The recent success of Jurgen Melzer (14/1) in Vienna illustrates the huge significance of 'home advantage' in tennis form. It's a factor which has been highlighted many times on the site when concerned with match betting and, naturally, the same applies to tournament outright markets.
Age, current form, past record, seeding - all these factors should be a guide to your betting and nationality is another crucial consideration when you study the chances of any given player.
The table opposite lists all the winners and finalists in 2009 who were playing on home soil. That's no fewer than 15 winners (W) and 16 runners-up (RU) from a total of 62 events played so far on the ATP Tour this year.
Narrow the field with homegrown players
This means that on average the final of one out of every two tournaments features a player from the country in which the event is played - that narrows the field down somewhat. And on 5 occasions the final has been an exclusive 'home' match between two native players.

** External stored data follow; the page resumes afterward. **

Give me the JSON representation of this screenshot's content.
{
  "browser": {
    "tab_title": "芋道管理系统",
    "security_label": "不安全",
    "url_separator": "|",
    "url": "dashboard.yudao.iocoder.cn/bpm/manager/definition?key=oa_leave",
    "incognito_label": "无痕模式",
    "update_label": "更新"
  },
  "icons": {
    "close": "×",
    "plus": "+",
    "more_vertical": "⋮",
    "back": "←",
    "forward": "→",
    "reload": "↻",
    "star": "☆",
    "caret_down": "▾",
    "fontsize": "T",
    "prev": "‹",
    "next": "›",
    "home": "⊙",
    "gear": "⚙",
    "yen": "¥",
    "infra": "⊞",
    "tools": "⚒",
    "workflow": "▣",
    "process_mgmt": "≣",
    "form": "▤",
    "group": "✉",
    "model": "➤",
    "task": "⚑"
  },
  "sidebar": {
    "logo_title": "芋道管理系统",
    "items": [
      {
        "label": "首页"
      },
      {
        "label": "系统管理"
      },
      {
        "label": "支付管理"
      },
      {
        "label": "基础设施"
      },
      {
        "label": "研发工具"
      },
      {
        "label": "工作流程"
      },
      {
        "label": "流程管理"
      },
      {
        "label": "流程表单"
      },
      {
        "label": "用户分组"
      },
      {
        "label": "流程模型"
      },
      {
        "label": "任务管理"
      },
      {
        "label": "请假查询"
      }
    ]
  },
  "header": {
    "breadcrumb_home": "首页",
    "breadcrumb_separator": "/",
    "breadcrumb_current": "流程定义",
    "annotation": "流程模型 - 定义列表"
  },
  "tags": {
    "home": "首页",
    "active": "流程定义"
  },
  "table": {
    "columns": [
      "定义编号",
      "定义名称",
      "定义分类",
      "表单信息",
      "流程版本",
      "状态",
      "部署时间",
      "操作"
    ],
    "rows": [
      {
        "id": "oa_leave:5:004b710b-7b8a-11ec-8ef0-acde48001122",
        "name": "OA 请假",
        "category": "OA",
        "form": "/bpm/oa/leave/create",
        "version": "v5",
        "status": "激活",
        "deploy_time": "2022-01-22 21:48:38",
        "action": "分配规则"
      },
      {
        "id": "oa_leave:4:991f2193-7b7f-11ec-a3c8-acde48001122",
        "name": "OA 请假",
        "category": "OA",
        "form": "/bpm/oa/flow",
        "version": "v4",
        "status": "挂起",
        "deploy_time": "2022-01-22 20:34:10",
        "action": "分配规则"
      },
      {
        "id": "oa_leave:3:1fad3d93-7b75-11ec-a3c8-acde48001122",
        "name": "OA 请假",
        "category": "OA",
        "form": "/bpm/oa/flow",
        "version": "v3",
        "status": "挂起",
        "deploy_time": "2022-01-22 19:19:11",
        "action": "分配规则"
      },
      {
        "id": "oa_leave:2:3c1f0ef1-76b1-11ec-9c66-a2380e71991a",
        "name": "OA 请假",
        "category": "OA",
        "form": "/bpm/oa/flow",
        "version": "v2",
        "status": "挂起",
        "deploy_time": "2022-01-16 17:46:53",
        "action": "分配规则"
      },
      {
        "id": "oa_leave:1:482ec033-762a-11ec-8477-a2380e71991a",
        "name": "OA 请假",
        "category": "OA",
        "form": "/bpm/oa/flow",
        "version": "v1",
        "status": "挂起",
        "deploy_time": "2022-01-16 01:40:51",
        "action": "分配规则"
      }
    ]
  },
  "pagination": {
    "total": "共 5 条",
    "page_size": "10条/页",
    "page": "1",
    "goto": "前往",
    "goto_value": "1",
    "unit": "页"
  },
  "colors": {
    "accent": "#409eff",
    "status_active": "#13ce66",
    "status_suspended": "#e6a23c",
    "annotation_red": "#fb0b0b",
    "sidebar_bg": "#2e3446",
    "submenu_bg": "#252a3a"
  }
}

Nadal winning in Spain, Djokovic in Serbia, Murray in England - these aren't hugely surprising feats (and all three were favourites for the respective tournaments) but consider Devvarman in Chennai at 250/1, Sluiter in s'Hertogenbosch at 200/1, Odesnik and Ram in the USA at 150/1 and 250/1 respectively.

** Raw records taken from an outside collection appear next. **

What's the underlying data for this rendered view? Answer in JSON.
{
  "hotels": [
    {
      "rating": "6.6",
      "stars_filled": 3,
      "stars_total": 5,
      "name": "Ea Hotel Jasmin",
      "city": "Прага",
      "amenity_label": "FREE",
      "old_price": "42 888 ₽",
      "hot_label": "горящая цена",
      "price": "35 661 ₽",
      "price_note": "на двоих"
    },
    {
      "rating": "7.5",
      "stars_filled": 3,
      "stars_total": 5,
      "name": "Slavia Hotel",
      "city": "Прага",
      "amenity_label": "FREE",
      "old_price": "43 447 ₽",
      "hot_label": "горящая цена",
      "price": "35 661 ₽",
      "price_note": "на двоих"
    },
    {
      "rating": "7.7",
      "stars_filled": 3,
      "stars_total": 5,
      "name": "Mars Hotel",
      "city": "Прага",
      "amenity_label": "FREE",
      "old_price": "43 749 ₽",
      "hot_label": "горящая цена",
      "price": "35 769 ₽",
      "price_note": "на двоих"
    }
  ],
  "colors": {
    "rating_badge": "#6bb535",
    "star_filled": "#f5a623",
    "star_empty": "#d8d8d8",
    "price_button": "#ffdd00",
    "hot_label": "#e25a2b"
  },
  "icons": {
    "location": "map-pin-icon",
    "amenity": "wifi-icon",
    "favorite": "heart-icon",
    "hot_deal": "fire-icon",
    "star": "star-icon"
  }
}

These are players at colossal prices who over-perform when they play on home soil. Their level of play being lifted far beyond what could normally be expected... and that's why you find them making finals at such massive prices.

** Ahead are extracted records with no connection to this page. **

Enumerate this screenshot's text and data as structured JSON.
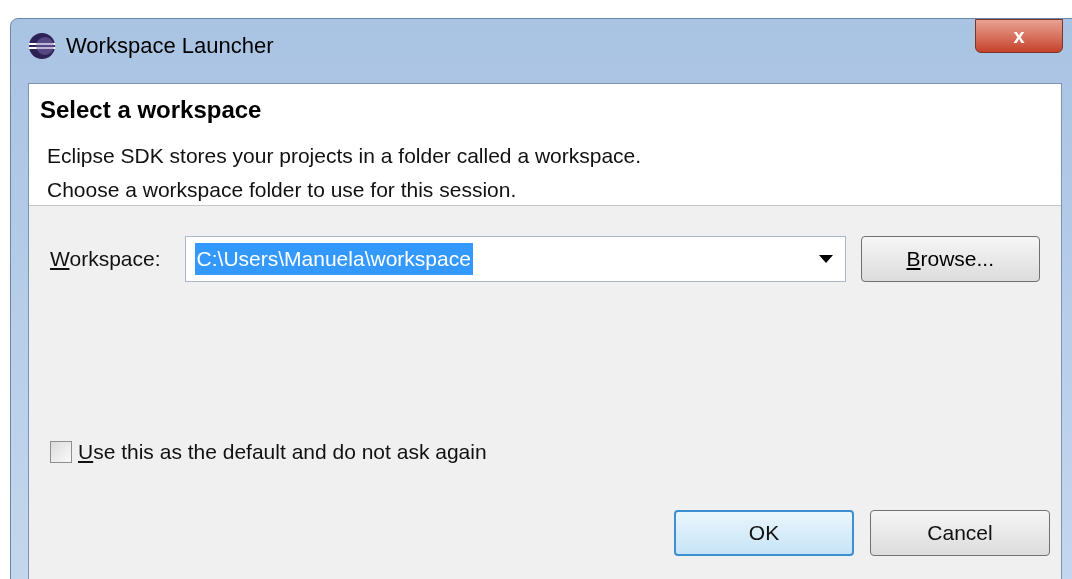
{
  "window": {
    "title": "Workspace Launcher",
    "close": "x"
  },
  "header": {
    "title": "Select a workspace",
    "lines": [
      "Eclipse SDK stores your projects in a folder called a workspace.",
      "Choose a workspace folder to use for this session."
    ]
  },
  "workspace": {
    "label": "Workspace:",
    "value": "C:\\Users\\Manuela\\workspace",
    "selected": true,
    "browse": "Browse..."
  },
  "default_checkbox": {
    "label": "Use this as the default and do not ask again",
    "checked": false
  },
  "buttons": [
    {
      "label": "OK",
      "default": true
    },
    {
      "label": "Cancel",
      "default": false
    }
  ]
}
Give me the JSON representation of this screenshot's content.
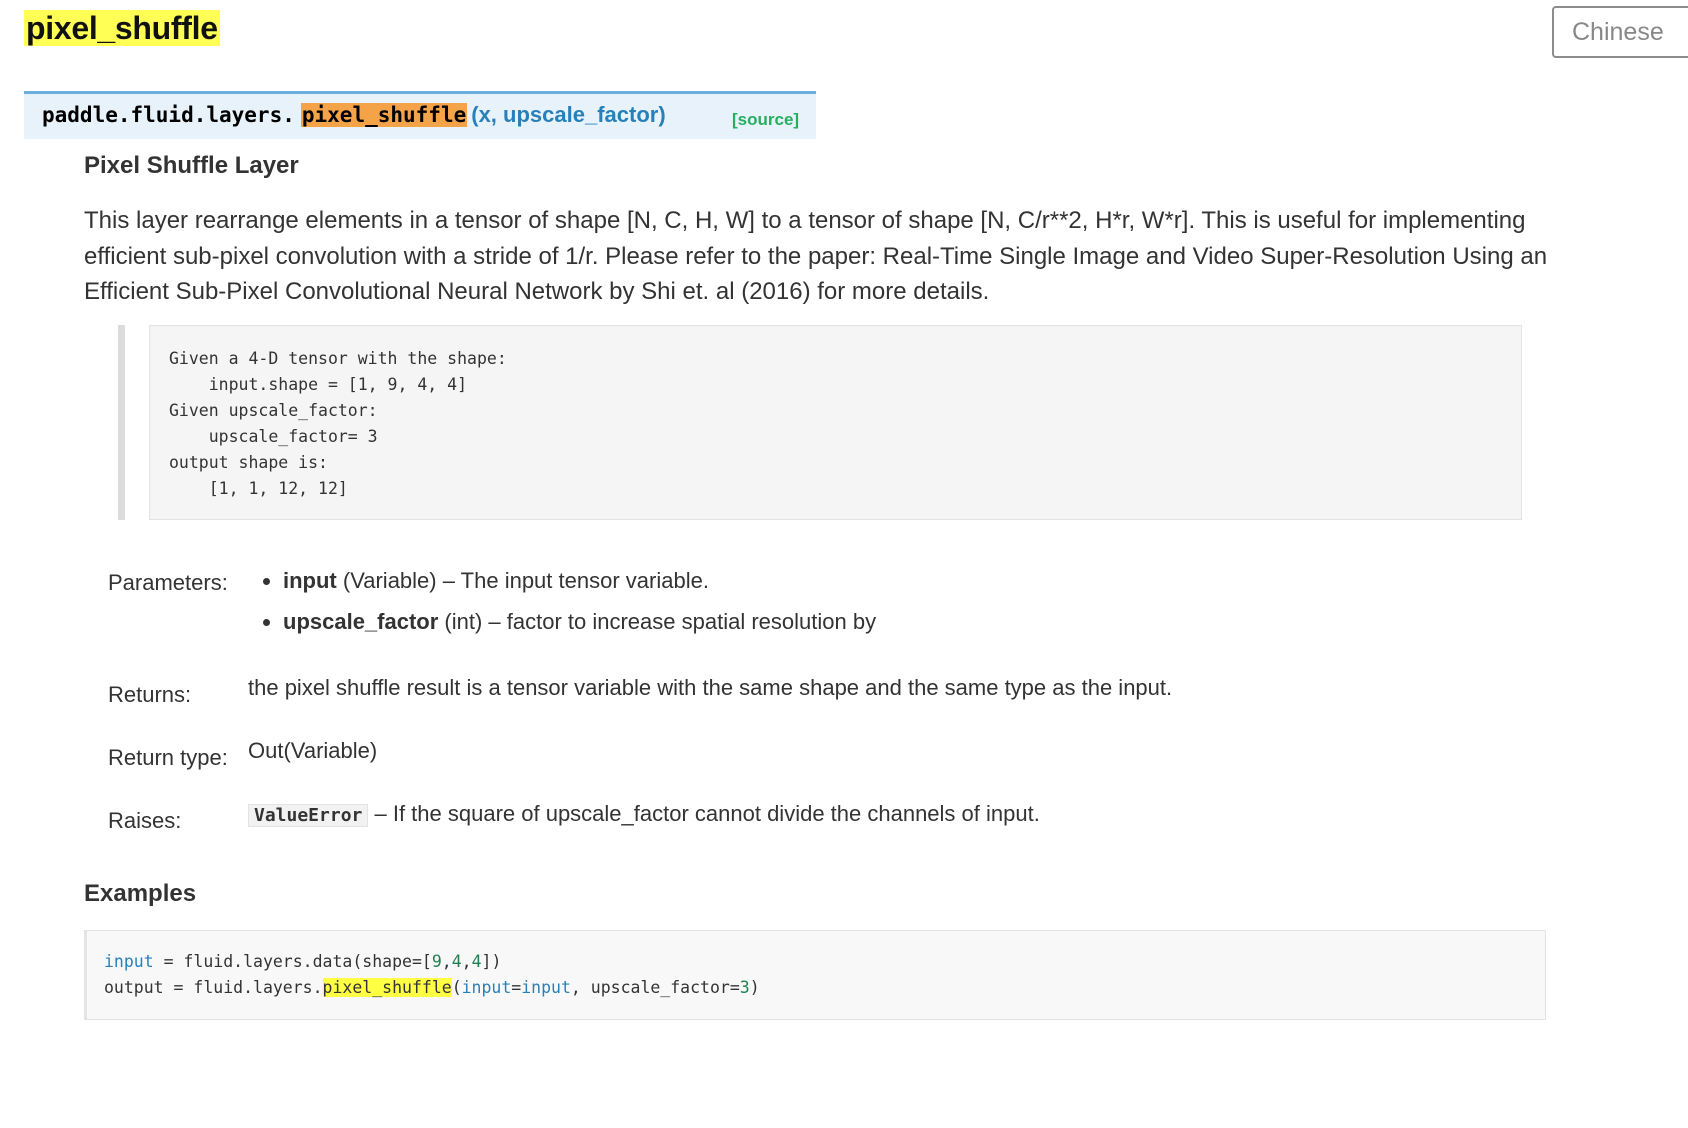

However, such feats happen far too often to be put down to mere coincidence, this is a pattern of performance which you can study and profit from - now that it has been brought to your attention.
A truly global game
The strange thing is that tennis is probably the most global of all sports - with the top players competing in more diverse locations during the calendar year than the leading golfers and footballers - and many players are quite at home playing in Tokyo or Toronto, Melbourne or Marseille, Buenos Aires or Belgrade. You wouldn't know they were playing thousands of miles from home.
Why, therefore, do so many hit their peak when playing in their own backyard?
Luckily, it's not for us to work out (but factors such as familiar surroundings, home support and acclimatisation to time/temperature/conditions must have an effect). All we have to do is take the hint from all the results you see listed opposite and pay extra special attention to players who are in action in their home country, if not their hometown.